僕も自身が貴族であり、司書になるため王都へ来たことを明かした。アズール図書館の司書だというのは伏せておく。外国の方には興味ないと思うけど、進んで明かすことでもないからだ。向こう側も最低限の情報の開示にすぎない。同じことだ。
「信頼関係を構築できていない以上、当たり障りのない話になるのは明白だね」
「はい。なので、互いに利益になる話をしましょう」
「その通りだ。悪いね、気を遣わせて。……古代についての情報共有をしたい」
「わかりました」
今、左手にある本はじっと静かにしている。ある程度やりたいことをやって満足したのだろう。もしかしたら寝ているのかもしれないけど。
「俺の場合、子供の頃に気の狂った神父にコレを付けられて強制的に契約させられたのだ」
「僕の場合、十五の頃に古代魔法書を見つけて読んでから、強制的に契約させられました」
「意味合いが違うな、ただ『契約させられた』点は一緒か」
「創始者も違うと思います。古代と一括りにするのは危険かもしれません」
「ふむ……。答えられる範囲で構わない。古代に関連することに興味はあるかい?」
「まったくないです」
「奇遇だな、俺もだ」
二人で苦笑して、ヤレヤレとする。
「こちら側から欲していたのなら話は別だが、向こうから来たものに興味はもてない。それも、荒唐無稽な産物だしな」
「人の手に余るものだと感じています。あくまでもこれは、僕の人生を豊かにするために力を貸してくれていると考えています」
「……そうか。良い魔法じゃないか。どうも俺のは、我慢の利かないやつでね。何でもかんでも喰ってしまう腹ペコ魔具だ」
指でピン、と十字架を飛ばすアレンさん。唇を少し噛み、地面を見ているけれど見ていない目をしていた。焦点が合っていないというのか、どこか想いを巡らせているような顔。

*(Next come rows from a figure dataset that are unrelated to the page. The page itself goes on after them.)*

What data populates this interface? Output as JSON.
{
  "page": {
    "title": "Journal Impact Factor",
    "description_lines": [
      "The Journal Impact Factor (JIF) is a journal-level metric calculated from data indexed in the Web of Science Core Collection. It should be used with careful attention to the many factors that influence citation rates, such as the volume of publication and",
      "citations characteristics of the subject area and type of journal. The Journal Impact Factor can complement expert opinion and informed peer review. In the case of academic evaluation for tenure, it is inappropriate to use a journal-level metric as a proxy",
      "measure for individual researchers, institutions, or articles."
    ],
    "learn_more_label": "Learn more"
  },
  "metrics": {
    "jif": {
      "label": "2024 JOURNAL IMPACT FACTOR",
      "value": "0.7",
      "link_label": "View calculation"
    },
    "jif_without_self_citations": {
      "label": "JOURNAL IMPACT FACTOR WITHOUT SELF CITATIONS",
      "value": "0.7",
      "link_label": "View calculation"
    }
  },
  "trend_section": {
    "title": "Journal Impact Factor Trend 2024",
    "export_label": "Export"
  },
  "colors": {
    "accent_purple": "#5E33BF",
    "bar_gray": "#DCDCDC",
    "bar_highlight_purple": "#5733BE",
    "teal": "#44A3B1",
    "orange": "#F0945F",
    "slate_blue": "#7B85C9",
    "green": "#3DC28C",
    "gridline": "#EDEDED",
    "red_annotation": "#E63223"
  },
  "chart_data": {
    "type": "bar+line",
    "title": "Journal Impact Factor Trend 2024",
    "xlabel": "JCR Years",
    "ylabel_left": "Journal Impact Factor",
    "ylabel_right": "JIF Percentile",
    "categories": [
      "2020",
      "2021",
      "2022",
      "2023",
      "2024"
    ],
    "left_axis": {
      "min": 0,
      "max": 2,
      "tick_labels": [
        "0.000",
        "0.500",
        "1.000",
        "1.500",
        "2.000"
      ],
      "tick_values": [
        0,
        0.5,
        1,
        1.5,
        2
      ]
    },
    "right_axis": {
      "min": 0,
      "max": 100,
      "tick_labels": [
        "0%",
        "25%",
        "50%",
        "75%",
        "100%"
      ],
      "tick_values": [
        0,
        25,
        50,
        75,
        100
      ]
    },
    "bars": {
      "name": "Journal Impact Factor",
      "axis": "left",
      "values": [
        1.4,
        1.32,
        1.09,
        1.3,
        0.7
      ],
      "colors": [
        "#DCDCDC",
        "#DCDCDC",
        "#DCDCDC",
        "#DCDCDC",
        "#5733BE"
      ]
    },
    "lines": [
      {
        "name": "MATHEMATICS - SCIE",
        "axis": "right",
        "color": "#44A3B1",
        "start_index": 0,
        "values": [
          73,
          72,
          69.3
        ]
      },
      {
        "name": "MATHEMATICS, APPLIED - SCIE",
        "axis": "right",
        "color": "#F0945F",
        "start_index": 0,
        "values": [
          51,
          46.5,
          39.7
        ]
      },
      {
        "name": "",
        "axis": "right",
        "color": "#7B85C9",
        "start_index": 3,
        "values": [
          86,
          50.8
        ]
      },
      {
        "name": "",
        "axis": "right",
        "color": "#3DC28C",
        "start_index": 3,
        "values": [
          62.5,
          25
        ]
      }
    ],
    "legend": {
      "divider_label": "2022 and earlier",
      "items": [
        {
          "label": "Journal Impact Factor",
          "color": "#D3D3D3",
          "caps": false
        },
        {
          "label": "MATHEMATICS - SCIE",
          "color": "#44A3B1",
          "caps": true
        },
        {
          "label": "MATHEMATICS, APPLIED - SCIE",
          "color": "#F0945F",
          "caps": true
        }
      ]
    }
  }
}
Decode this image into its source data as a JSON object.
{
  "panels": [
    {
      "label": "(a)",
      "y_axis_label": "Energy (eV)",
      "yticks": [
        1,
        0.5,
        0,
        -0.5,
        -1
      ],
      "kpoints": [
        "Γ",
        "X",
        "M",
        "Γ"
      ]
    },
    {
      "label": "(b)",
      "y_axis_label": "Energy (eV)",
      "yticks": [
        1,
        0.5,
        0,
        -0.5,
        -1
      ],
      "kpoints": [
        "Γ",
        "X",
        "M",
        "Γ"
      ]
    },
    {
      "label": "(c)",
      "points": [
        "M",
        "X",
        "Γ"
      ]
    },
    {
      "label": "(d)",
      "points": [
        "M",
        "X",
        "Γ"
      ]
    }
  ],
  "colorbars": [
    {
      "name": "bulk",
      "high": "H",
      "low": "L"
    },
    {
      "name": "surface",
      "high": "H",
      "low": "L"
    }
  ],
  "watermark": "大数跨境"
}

その表情はこれまでの苦難や苦労、後悔を反芻しているようにも感じた。これまでの彼の言い分から察するに、古代魔具を暴走させた経験をもっていると思う。
我慢の利かないやつと言った。おそらく、アレンさんの命令を無視して何でもかんでも喰ってしまう事故を起こしたのだ。そしてそれには……人も含まれていたはずだ。彼の哀愁からそう読み取れる。

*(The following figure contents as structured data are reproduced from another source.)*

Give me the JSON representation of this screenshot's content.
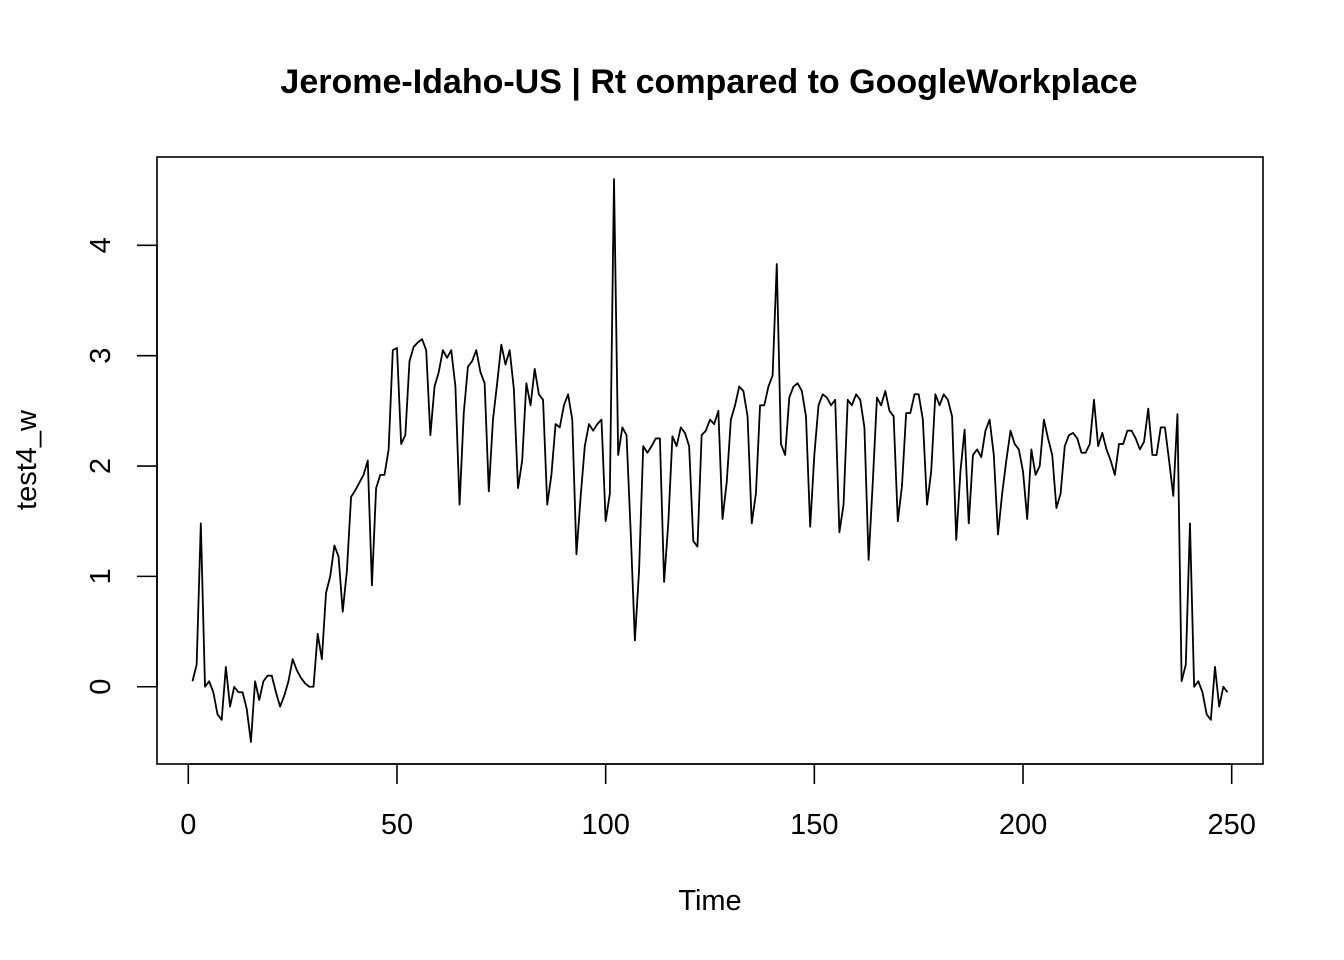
{
  "chart_data": {
    "type": "line",
    "title": "Jerome-Idaho-US | Rt compared to GoogleWorkplace",
    "xlabel": "Time",
    "ylabel": "test4_w",
    "xlim": [
      -7.5,
      257.5
    ],
    "ylim": [
      -0.7,
      4.8
    ],
    "xticks": [
      0,
      50,
      100,
      150,
      200,
      250
    ],
    "yticks": [
      0,
      1,
      2,
      3,
      4
    ],
    "grid": false,
    "series": [
      {
        "color": "#000000",
        "x_start": 1,
        "values": [
          0.05,
          0.2,
          1.48,
          0.0,
          0.05,
          -0.05,
          -0.25,
          -0.3,
          0.18,
          -0.18,
          0.0,
          -0.05,
          -0.05,
          -0.2,
          -0.5,
          0.05,
          -0.12,
          0.05,
          0.1,
          0.1,
          -0.05,
          -0.18,
          -0.08,
          0.05,
          0.25,
          0.15,
          0.08,
          0.03,
          0.0,
          0.0,
          0.48,
          0.25,
          0.85,
          1.0,
          1.28,
          1.18,
          0.68,
          1.05,
          1.72,
          1.78,
          1.85,
          1.92,
          2.05,
          0.92,
          1.8,
          1.92,
          1.92,
          2.15,
          3.05,
          3.07,
          2.2,
          2.28,
          2.95,
          3.08,
          3.12,
          3.15,
          3.05,
          2.28,
          2.72,
          2.85,
          3.05,
          2.98,
          3.05,
          2.72,
          1.65,
          2.48,
          2.9,
          2.95,
          3.05,
          2.85,
          2.75,
          1.77,
          2.42,
          2.75,
          3.1,
          2.92,
          3.05,
          2.7,
          1.8,
          2.05,
          2.75,
          2.55,
          2.88,
          2.65,
          2.6,
          1.65,
          1.92,
          2.38,
          2.35,
          2.55,
          2.65,
          2.42,
          1.2,
          1.72,
          2.18,
          2.38,
          2.32,
          2.38,
          2.42,
          1.5,
          1.75,
          4.6,
          2.1,
          2.35,
          2.28,
          1.4,
          0.42,
          1.05,
          2.18,
          2.12,
          2.18,
          2.25,
          2.25,
          0.95,
          1.48,
          2.27,
          2.18,
          2.35,
          2.3,
          2.18,
          1.32,
          1.27,
          2.28,
          2.32,
          2.42,
          2.38,
          2.5,
          1.52,
          1.85,
          2.42,
          2.55,
          2.72,
          2.68,
          2.45,
          1.48,
          1.75,
          2.55,
          2.55,
          2.72,
          2.82,
          3.83,
          2.2,
          2.1,
          2.62,
          2.72,
          2.75,
          2.68,
          2.45,
          1.45,
          2.1,
          2.55,
          2.65,
          2.62,
          2.55,
          2.6,
          1.4,
          1.65,
          2.6,
          2.55,
          2.65,
          2.6,
          2.35,
          1.15,
          1.85,
          2.62,
          2.55,
          2.68,
          2.5,
          2.45,
          1.5,
          1.82,
          2.48,
          2.48,
          2.65,
          2.65,
          2.42,
          1.65,
          1.95,
          2.65,
          2.55,
          2.65,
          2.6,
          2.45,
          1.33,
          1.95,
          2.33,
          1.48,
          2.1,
          2.15,
          2.08,
          2.32,
          2.42,
          2.1,
          1.38,
          1.75,
          2.05,
          2.32,
          2.2,
          2.15,
          1.95,
          1.52,
          2.15,
          1.92,
          2.0,
          2.42,
          2.25,
          2.1,
          1.62,
          1.75,
          2.18,
          2.28,
          2.3,
          2.25,
          2.12,
          2.12,
          2.2,
          2.6,
          2.18,
          2.3,
          2.15,
          2.05,
          1.92,
          2.2,
          2.2,
          2.32,
          2.32,
          2.25,
          2.15,
          2.22,
          2.52,
          2.1,
          2.1,
          2.35,
          2.35,
          2.05,
          1.73,
          2.47,
          0.05,
          0.2,
          1.48,
          0.0,
          0.05,
          -0.05,
          -0.25,
          -0.3,
          0.18,
          -0.18,
          0.0,
          -0.05
        ]
      }
    ]
  }
}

「俺とは違い、良好な関係を構築できているのは良いことだと思う」
「そちらは、完全な主従関係ですか?」
「そうだ。これ以上、俺の命令以外で『人を喰う』のは避けたいからね。徹底的に上下の立ち位置を叩き込んだ」
「……」
「そちらの本にはキミのような主人がとても似合っていると思う。どうか、俺みたいにならず、良好な関係を構築していってほしい」
今日は話せて嬉しかったと、アレンさんは踵を返した。
「これ以上ここにいては嫌な予感がしてね。お暇させてもらうよ」
「……またお会いできたら、古代について話しませんか」
「それは嬉しいね。まだ話したいこと、聞きたいことはたくさんある」
「僕もです」
口角を上げて嬉しそうにするアレン・ライナー。
三傑カイゼン代表は、昨日見た時とはやや違う印象を受けた。頭の切れる冷静沈着な人だと思っていたけれど、実際は人情味のある男性なのかもしれない。
ただ、決して踏み込んではいけない人だとも思った。彼は古代魔具について少しの情報開示をしてくれたけど、まだ深くは決しては教えてくれない。それは僕も同じだった。きっとあちら側もそう思っているだろう。
今日のところは、互いの古代を含めた自己紹介というやつだったのだ。
残念なことは、あと数日でカイゼンに帰ってしまうことだけど、できるならもう少しだけ……アレンさんと会話をしたいと、思ってしまった。
古代とは何か。
この議題を解く日は、現れるのだろうか。
既に消えていた彼の跡を、ただ呆然と眺めるほかなかった。